At the start of 1969, Dee Time was switched to Monday nights, an indication that the show was losing support, but Dee wanted a higher salary. Rather than dealing through an agent, he argued personally with Bill Cotton and said that he had had a better offer from London Weekend Television. Cotton told him to go.

The Sunday evening Simon Dee Show began in February 1970 with the presenter securing £1,000 for each appearance. As David Frost had blurred the boundary between news and entertainment, Dee was encouraged to have all manner of guests on the programme and to discuss whatever was relevant. This misfired on 8 February 1970 when the guest list featured John Lennon and Yoko Ono, Diana Rigg and the new James Bond, George Lazenby. Lazenby named some American senators whom he felt were involved in the assassination of President Kennedy. Dee admitted to knowing nothing about the subject and asked Diana Rigg what she thought. This feeble response to a potentially libellous remark enraged the management, and he was told he would be sacked if there was another incident. As it turned out, LWT had lost confidence in the show as the viewing figures were poor, especially in comparison to Frost, then in his ascendancy.

Dee left LWT feeling that he had been victimised and he became paranoid, believing that his phone had been tapped because of his opposition to the Common Market. He had alienated both the BBC and ITV, and doors were closing. A single, "Julie", failed to sell and his cameos in The Italian Job (1969) and Doctor in Trouble (1970) did not lead to further film work. He signed on at the Labour Exchange in Fulham Road; presumably it was he who tipped the press off to this.

Although Dee made sporadic attempts to return to the public eye (including one in Australia), he became famous for losing his fame. He was often in court and he was jailed in 1974 for non-payment of rates. In 1979, he was arrested for stealing from Woolworth's and found that the magistrate was Bill Cotton, who fined him £25.

In 1980 Dee inherited money from his father, but he squandered it. In 1988 he returned to the BBC, presenting Sounds of the Sixties on Radio 2. His three-month stint passed by uneventfully, but the regular presenting job went to Brian Matthew. In 2003, Channel 4 brought back Dee Time for one programme and broadcast a documentary, DeeConstruction. The reviews were poor, and compared his interviewing technique to that of Alan Partridge. The spoof Sixties movie Austin Powers certainly owes something to Simon Dee.
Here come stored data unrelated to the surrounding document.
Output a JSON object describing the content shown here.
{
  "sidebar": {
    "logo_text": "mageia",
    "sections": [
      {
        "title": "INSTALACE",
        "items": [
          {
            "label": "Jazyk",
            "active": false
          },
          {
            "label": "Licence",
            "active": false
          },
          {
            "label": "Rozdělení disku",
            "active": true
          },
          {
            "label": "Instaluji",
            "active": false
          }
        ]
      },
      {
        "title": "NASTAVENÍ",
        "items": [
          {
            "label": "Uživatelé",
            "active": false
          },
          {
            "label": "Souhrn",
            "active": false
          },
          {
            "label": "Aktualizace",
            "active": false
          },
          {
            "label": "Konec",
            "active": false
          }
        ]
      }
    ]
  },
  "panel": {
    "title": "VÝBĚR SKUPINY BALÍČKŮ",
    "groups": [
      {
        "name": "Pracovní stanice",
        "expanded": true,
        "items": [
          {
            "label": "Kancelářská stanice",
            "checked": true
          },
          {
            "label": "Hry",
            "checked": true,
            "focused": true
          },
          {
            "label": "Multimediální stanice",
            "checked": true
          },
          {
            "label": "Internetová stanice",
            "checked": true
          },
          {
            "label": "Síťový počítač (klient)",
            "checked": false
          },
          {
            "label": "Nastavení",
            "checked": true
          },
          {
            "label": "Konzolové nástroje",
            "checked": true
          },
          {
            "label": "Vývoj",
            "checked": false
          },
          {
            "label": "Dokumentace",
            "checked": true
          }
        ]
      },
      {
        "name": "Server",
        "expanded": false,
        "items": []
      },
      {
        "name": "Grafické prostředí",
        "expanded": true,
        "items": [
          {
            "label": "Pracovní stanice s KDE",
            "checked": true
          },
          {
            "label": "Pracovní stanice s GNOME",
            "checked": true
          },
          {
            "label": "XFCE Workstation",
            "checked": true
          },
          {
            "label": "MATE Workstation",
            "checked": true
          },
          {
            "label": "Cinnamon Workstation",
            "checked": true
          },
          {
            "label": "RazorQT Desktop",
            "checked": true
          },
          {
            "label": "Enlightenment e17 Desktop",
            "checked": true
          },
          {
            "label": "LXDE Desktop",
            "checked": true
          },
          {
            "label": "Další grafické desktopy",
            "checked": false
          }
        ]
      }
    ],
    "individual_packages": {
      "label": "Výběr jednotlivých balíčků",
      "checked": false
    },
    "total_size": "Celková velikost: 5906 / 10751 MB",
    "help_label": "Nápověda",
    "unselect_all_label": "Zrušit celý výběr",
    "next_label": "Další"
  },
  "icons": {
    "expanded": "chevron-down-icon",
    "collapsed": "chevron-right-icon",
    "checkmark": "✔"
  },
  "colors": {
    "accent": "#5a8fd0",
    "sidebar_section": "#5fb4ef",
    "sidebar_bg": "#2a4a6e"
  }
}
In 2006 Richard Wiseman wrote the biography Whatever Happened To Simon Dee?; within a couple of months it could be found on sale in remainder shops.

Spencer Leigh

Cyril Nicholas Henty-Dodd (Simon Dee), broadcaster: born Manchester 28 July 1935; married firstly Beryl Cooper (one son, one daughter, marriage dissolved), secondly Sarah Terry (one son, divorced 1985), thirdly Judith Wilson (one son, divorced 2004); died Winchester 29 August 2009.